Menu

Mode Gelap
Mobil Terlibat Insiden di SPBU Pelaihari, Pertamina Pastikan Tak Ada Korban Jiwa Perempuan di Pengaron Banjar Ditemukan Tewas di Sawah, Polisi Selidiki Dugaan Pembunuhan Dugaan Penimbunan Solar Disorot dalam Demo Sopir Truk Kalsel Warga Kertak Hanyar Geger, Pria Tanpa Identitas Ditemukan Tewas di Kontrakan Tragedi di Sungai Tunjang, Empat ABK Tewas di Dalam Ruang Sempit Kapal

NASIONAL · 4 Jul 2026 12:43 WIB

Kemenpora Dorong Industri Olahraga & Sport Tourism sebagai Mesin Pertumbuhan Ekonomi Nasional


 Kemenpora Dorong Industri Olahraga & Sport Tourism sebagai Mesin Pertumbuhan Ekonomi Nasional Perbesar

Ricek.ID – Melalui pengembangan industri olahraga dan sport tourism, Kementerian Pemuda dan Olahraga (Kemenpora) tegaskan paradigma baru dalam pembangunan olahraga nasional. Kemenpora akan menjadikan olahraga sebagai sektor strategis yang mampu menciptakan pertumbuhan ekonomi, memperkuat citra Indonesia di dunia, serta membuka peluang investasi dan lapangan kerja.

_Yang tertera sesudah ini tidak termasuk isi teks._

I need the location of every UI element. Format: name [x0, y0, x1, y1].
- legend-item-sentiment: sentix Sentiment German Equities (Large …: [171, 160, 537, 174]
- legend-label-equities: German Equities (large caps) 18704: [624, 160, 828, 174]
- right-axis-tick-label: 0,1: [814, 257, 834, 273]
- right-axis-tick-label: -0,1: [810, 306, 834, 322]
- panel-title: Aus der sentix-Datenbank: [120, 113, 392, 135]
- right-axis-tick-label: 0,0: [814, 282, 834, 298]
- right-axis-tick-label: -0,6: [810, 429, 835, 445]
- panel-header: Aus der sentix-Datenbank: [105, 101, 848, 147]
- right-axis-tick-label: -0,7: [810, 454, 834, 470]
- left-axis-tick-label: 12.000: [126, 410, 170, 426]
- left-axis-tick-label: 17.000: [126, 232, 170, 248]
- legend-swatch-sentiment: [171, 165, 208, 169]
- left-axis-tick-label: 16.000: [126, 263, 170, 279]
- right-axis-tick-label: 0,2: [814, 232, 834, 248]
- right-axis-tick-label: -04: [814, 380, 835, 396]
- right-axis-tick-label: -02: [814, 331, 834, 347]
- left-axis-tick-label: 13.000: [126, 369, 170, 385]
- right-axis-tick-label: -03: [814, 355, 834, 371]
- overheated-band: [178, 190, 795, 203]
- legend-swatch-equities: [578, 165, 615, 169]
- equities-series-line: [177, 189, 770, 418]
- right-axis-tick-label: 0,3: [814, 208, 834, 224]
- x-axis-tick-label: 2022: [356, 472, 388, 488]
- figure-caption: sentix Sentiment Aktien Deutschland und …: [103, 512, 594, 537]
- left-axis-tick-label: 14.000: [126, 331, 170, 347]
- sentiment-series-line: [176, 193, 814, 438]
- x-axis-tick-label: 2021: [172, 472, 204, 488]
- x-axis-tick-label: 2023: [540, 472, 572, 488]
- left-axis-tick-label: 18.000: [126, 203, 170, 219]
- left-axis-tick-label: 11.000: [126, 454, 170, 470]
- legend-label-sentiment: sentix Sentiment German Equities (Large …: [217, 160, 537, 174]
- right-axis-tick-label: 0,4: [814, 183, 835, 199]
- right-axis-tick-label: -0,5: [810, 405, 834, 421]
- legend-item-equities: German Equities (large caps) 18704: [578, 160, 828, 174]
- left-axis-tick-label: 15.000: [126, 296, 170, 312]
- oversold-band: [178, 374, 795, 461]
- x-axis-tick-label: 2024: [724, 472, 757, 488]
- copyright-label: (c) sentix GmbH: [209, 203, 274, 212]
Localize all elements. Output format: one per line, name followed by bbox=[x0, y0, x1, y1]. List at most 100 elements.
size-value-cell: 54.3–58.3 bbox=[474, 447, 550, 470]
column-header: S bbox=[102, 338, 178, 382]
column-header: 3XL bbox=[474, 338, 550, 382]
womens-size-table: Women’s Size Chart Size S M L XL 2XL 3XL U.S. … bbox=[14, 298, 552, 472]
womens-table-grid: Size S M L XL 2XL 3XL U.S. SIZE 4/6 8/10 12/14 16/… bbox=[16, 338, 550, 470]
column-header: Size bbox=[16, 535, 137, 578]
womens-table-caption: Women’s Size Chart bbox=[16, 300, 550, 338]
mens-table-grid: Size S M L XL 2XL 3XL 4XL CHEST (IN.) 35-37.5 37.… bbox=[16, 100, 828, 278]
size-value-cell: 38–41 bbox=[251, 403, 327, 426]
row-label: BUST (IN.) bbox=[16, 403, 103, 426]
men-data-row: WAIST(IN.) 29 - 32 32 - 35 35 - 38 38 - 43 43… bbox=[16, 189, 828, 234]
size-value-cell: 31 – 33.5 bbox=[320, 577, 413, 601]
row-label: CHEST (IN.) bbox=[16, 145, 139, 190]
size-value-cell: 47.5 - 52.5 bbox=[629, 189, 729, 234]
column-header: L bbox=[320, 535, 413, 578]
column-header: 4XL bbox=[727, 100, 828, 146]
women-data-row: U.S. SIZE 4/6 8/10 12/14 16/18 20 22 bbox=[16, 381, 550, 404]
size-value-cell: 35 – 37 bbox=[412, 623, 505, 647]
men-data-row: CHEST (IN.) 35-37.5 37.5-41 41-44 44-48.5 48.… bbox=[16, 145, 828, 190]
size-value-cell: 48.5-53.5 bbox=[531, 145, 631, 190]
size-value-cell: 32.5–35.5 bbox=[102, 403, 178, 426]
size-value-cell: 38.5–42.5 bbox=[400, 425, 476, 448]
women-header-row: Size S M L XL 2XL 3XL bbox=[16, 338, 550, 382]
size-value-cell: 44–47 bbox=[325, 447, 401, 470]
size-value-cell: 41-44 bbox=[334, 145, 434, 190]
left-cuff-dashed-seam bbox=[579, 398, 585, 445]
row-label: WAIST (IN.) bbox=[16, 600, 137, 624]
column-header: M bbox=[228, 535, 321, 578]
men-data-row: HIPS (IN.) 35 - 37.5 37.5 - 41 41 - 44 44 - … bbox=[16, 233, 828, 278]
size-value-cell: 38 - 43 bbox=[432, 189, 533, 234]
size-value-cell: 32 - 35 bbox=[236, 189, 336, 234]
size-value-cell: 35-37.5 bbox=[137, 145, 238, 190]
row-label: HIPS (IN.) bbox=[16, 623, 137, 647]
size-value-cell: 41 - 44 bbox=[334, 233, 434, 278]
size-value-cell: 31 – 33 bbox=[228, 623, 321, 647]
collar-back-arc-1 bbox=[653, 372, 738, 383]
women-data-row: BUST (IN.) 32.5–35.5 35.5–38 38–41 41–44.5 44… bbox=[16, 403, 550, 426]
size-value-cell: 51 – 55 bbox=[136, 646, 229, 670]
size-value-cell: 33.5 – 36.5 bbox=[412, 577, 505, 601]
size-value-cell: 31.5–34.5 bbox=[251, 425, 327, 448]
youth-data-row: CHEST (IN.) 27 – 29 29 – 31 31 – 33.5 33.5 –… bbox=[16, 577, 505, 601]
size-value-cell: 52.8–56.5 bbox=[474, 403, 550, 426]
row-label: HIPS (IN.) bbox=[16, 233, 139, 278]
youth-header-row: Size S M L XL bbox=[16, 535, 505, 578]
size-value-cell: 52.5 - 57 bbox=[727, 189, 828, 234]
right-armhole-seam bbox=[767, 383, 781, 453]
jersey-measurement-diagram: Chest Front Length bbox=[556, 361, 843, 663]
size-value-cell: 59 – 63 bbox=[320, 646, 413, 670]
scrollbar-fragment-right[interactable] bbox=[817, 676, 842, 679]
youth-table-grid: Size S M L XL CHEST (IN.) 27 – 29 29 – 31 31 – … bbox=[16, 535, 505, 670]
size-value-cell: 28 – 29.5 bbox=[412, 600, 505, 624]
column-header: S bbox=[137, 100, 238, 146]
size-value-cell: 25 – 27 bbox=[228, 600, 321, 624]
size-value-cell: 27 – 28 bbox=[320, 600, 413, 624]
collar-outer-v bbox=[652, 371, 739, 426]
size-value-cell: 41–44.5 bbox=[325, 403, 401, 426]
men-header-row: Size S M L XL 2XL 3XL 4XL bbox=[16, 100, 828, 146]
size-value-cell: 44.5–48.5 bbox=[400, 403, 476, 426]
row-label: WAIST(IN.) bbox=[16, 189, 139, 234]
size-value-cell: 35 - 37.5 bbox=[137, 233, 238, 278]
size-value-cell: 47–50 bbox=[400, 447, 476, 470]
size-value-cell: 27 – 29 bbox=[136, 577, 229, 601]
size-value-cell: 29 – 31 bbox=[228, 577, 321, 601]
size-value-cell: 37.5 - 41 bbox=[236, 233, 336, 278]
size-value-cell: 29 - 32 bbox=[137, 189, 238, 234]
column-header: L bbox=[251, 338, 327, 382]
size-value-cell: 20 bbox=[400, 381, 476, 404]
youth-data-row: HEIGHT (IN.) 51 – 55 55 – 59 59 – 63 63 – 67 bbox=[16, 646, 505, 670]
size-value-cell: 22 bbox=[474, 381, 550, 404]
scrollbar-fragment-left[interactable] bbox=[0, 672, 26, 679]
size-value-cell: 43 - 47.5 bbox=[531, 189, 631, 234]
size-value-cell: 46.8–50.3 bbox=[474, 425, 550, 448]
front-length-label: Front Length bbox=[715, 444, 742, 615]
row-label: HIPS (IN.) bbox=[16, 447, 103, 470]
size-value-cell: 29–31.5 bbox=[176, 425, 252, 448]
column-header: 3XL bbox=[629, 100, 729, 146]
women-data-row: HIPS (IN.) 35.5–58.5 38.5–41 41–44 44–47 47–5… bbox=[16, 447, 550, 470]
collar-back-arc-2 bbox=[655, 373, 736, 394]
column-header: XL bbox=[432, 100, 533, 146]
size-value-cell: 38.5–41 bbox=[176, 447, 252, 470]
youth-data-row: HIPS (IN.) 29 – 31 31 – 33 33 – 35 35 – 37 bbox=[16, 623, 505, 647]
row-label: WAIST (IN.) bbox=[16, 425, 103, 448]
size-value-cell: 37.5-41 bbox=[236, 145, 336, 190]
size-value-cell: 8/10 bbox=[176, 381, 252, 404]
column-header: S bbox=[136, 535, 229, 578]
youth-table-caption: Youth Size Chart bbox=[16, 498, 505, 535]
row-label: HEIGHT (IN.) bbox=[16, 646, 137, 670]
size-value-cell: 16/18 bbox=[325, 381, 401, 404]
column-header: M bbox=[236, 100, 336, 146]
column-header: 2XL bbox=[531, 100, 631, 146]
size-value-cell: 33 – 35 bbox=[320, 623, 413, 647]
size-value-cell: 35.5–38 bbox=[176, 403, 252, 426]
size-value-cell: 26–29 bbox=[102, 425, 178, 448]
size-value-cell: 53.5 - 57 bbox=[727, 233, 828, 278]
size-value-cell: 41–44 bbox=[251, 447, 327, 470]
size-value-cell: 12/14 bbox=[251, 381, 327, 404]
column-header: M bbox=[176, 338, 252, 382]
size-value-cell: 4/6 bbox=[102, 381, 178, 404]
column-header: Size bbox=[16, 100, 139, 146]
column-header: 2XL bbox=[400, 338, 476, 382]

Menteri Pemuda dan Olahraga (Menpora) Erick Thohir dalam siaran persnya pada Jumat (3/7/2026) mengatakan olahraga tidak lagi dapat dipandang sebagai beban anggaran (cost center), melainkan sebagai peluang pendapatan (revenue opportunity) yang memiliki dampak ekonomi luas bagi berbagai sektor.

“Olahraga selama ini dipersepsikan sebagai suatu cost atau beban. Padahal sejatinya olahraga saat ini mesti dilihat sebagai suatu revenue opportunity atau potensi pendapatan dan national branding,” ujarnya

Menurut Erick, perubahan paradigma tersebut sejalan dengan arahan Presiden Prabowo Subianto yang menempatkan olahraga sebagai salah satu instrumen untuk mendorong pertumbuhan ekonomi nasional sekaligus meningkatkan daya saing Indonesia di tingkat global.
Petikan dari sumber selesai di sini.